Deus é um grande brincalhão, eu não canso de observar isto, pelo menos em minha vida. Quando eu me separei, e como todo recém-separado, estava triste, deprimido e, ainda por cima, em pé de guerra com a minha ex-mulher. Eis que Ele me envia um mensageiro na forma de um psicólogo argentino. Ora, quem me conhece sabe que não confio muito em psicólogos - ainda que minha atual mulher, outra piada de Deus, seja psicóloga - e, sinto muito mesmo pelo rasgo repentino de xenofobia, muito menos confio cegamente em argentinos. Então, um psicólogo argentino, aparecendo do nada para me dar conselhos matrimoniais, só podia mesmo ser coisa de Deus, este eterno fanfarrão.
Um belo dia, este tal hermano psicólogo, que afirmou morar em Feira há muitos anos e eu desconfio que nunca tenha realmente existido, apareceu em meu estúdio para transpor alguns lps para o formato CD. Do nada, me contou que fora casado por vinte anos com a mãe de seus filhos e que estava digitalizando aqueles lps para dar de presente a ela. Contou que fazia questão de a tratar muito bem e que, arrematou, "ex-mulher é para sempre e deve ser tratada como uma rainha destronada, mas ainda assim uma rainha, para o bem dela, do seu, dos filhos e do seu atual relacionamento". Era exatamente o conselho que eu precisava ouvir naquele momento, ainda que nem tivesse um novo relacionamento àquela altura.

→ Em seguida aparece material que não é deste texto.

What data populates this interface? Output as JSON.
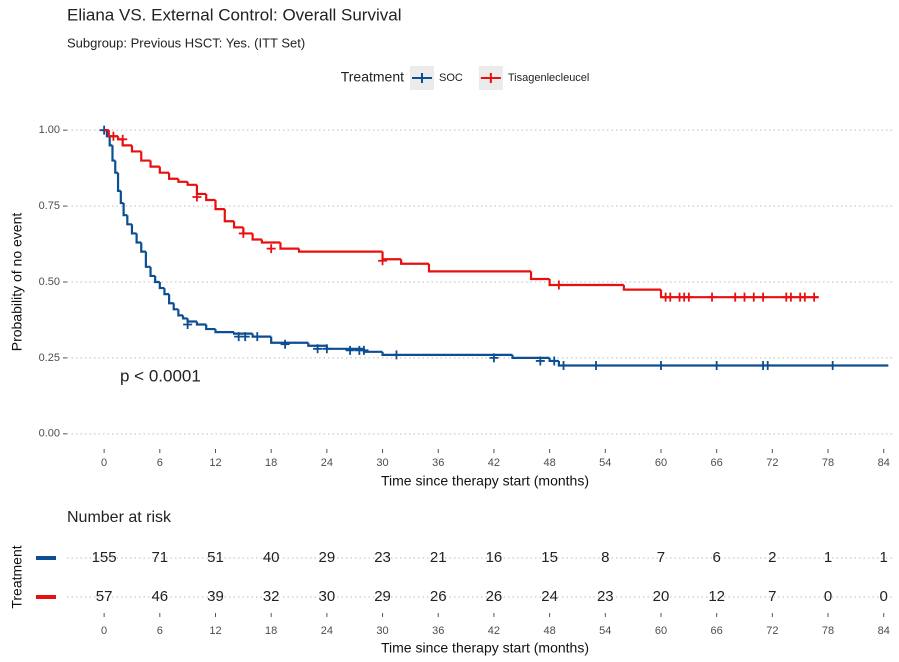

Dali em diante, resolvi parar com as brigas e picuinhas e mudei a forma de tratar aquela que agora era a minha ex-mulher. Hoje, passados dez anos da separação e quase oito anos do meu atual relacionamento, vejo que aquele psicólogo argentino fora muito sábio e preciso naquele conselho que ele sequer sabia - ou sabia muito bem - que estava me dando.
Por estes dias, completaram-se 29 anos da data em que conheci a minha ex-mulher. Sou muito bom em gravar datas e tenho uma memória tão boa que chega a assustar algumas ex-namoradas, certas de que não lembro detalhes de nossas picardias. E, além do mais, o encontro que mudaria as nossas vidas definitivamente, aconteceu a três dias do meu aniversário e a dois do dela. Difícil não lembrar.
De lá para cá, foram 19 anos juntos e dez separados, em uma convivência, que suponho, anda cada vez melhor. Mantemos uma respeitosa distância e um fraternal carinho mútuo. Afinal, temos algo, ou alguém, um filho em comum, e que é metade ela e metade eu. Principalmente por conta dos filhos, há de seguirmos o conselho do psicólogo argentino e nos darmos muito bem com nossas ex-esposas. Porque toda mulher, um dia, mais cedo ou mais tarde, sai de nossas vidas. Não é o caso das ex-mulheres.